Move beyond tax planning

Move beyond tax planning

One of the worries that many financial planners and advisors have with the new personal income tax regime is that it will dissuade savings and financial planning. If you want a detailed explainer on these two regimes, check out our video here.

This is because the rejig in basic exemption, tax slabs and new higher rebate could lead to unravelling of people’s habit of investing their savings in equity and insuring their life and health adequately.

Over the years, the Centre has nudged Indians into investing their savings into many products like equity-linked savings schemes, ULIPs, long-term FDs and NPS to ensure people created a large enough nest egg to secure their financial future. The Income Tax Act has many provisions that encourage people to park their savings in products that give handsome returns and also buy insurance products.

This nudge by dangling deductions and exemptions of income worked brilliantly, and many have compounded their savings to build wealth over many years. Now, the Centre, in an effort to simplify the myriad tax rules, is nudging people to move towards the new personal income tax regime that has none of those deductions and exemptions.
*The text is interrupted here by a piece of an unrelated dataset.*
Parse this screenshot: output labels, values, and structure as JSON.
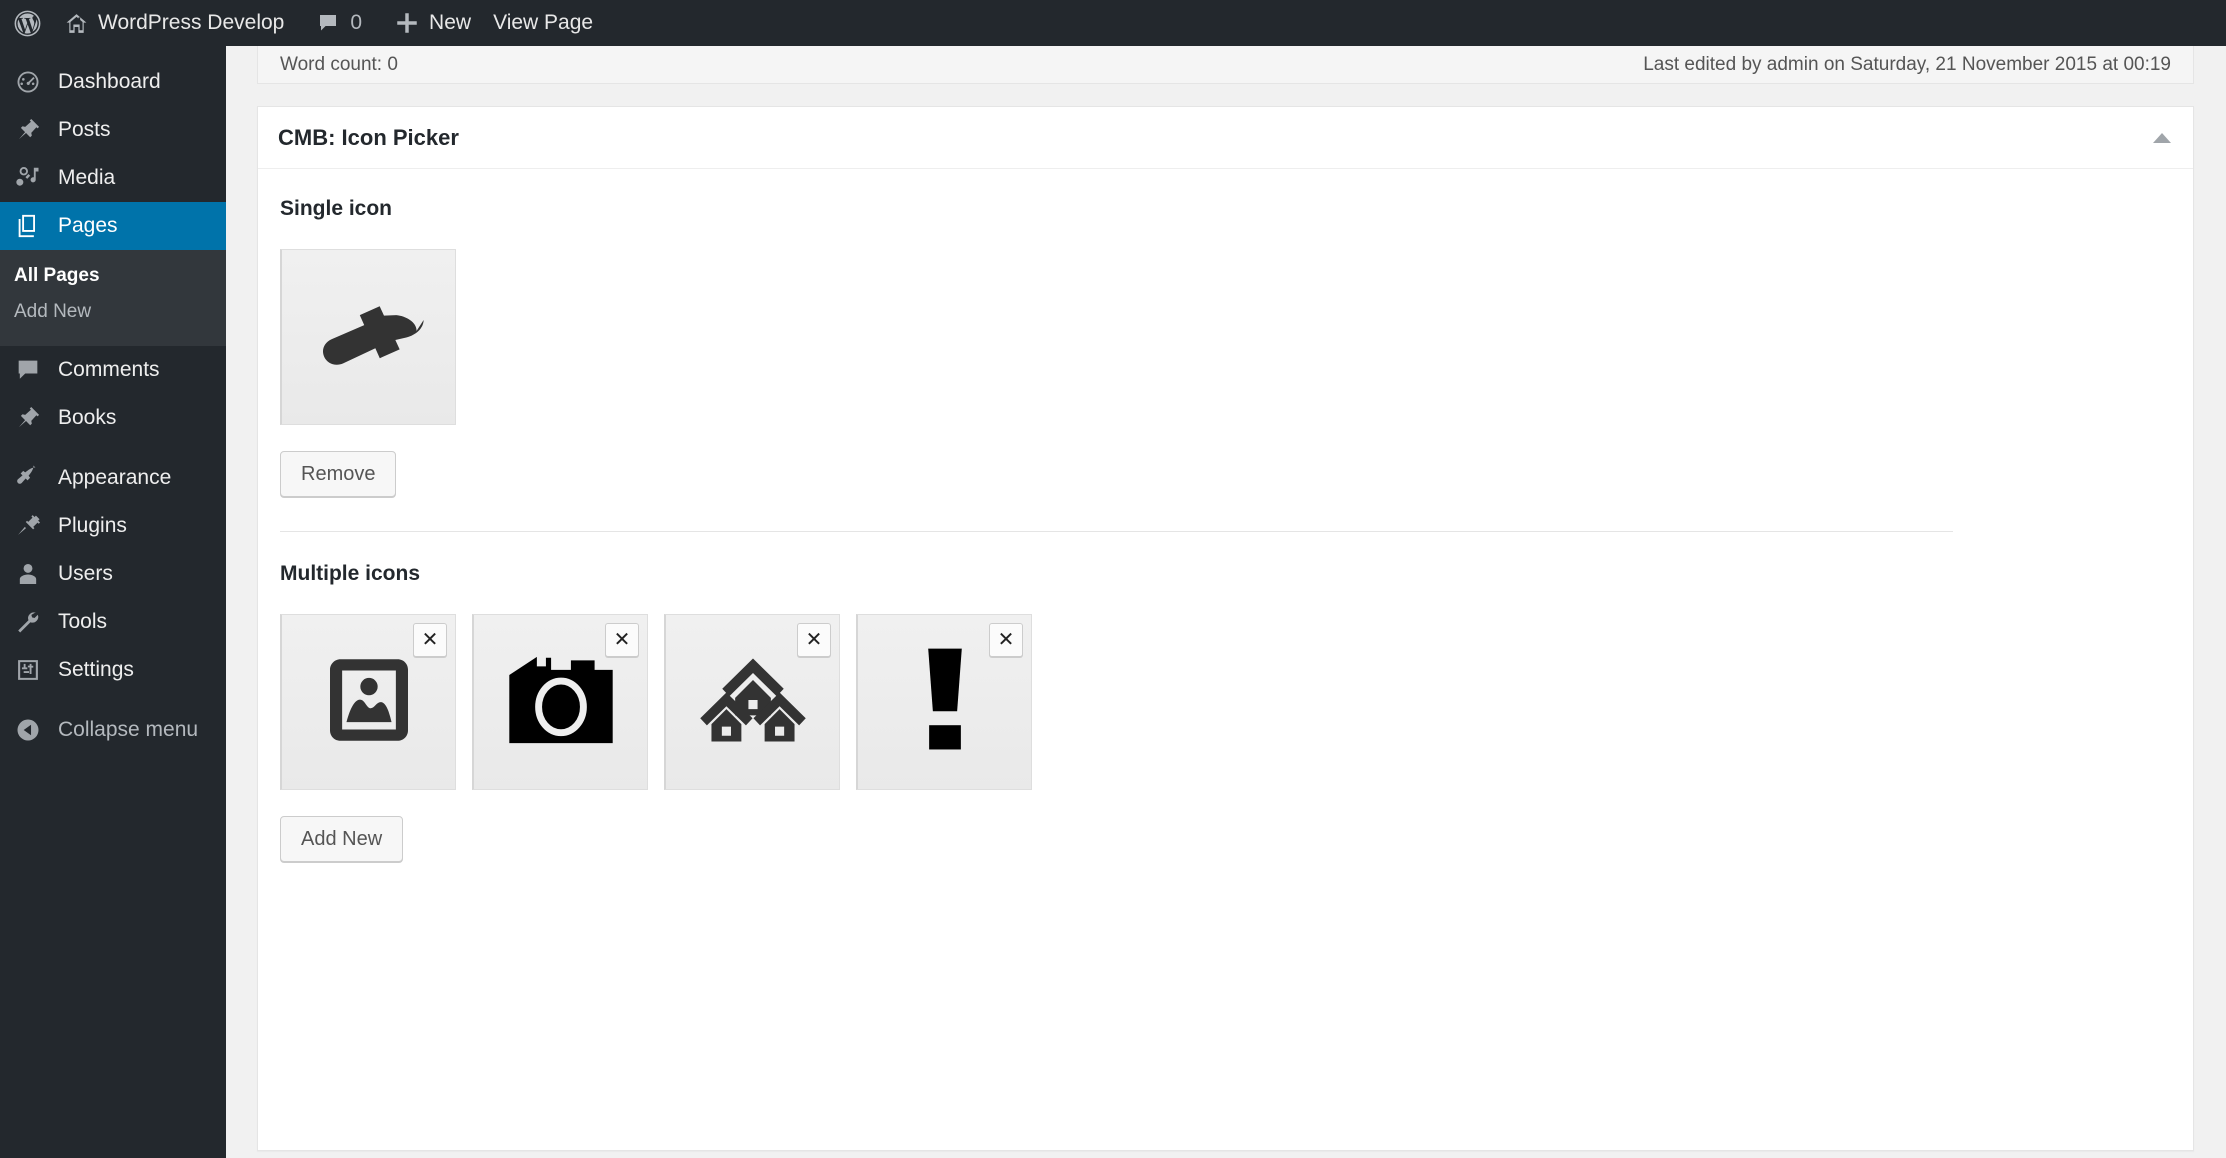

Does this mean you should abandon good habits you have built over the years? The short answer is no, but read on to know why.

Stick with good habits

If you do choose to go with the new personal tax regime, don’t forget that investing in equity is still rewarding because there are few other ways to earn inflation beating returns. The new regime might not help you save taxes on your ELSS investments, that doesn’t mean one should shun equity mutual funds completely. They should be an essential part of any long-term portfolio. And don’t forget, the SIP is everyone’s best friend to build long term wealth.

Also, getting sufficient insurance cover through a term insurance on your life helps secure your family and loved ones if something untoward happens to you. A tax deduction was a nudge to help you build the habit of paying your term insurance premium regularly every year. The original purpose of securing the financial future of your loved ones will still remain.

You must not forget to renew your health insurance regularly, and increase your sum assured when offered during renewal. This will help you secure your finances against an unplanned health emergency.

Similarly, for long term investment, if you were using insurance savings products to create a corpus, they are still useful. The new personal tax regime doesn’t take away the utility of this product in terms of giving quality returns.

As always, do consult your financial advisor or wealth partner before you make investment decisions. If you choose to opt for the new personal income tax regime, an advisor becomes even more important to structure your investments.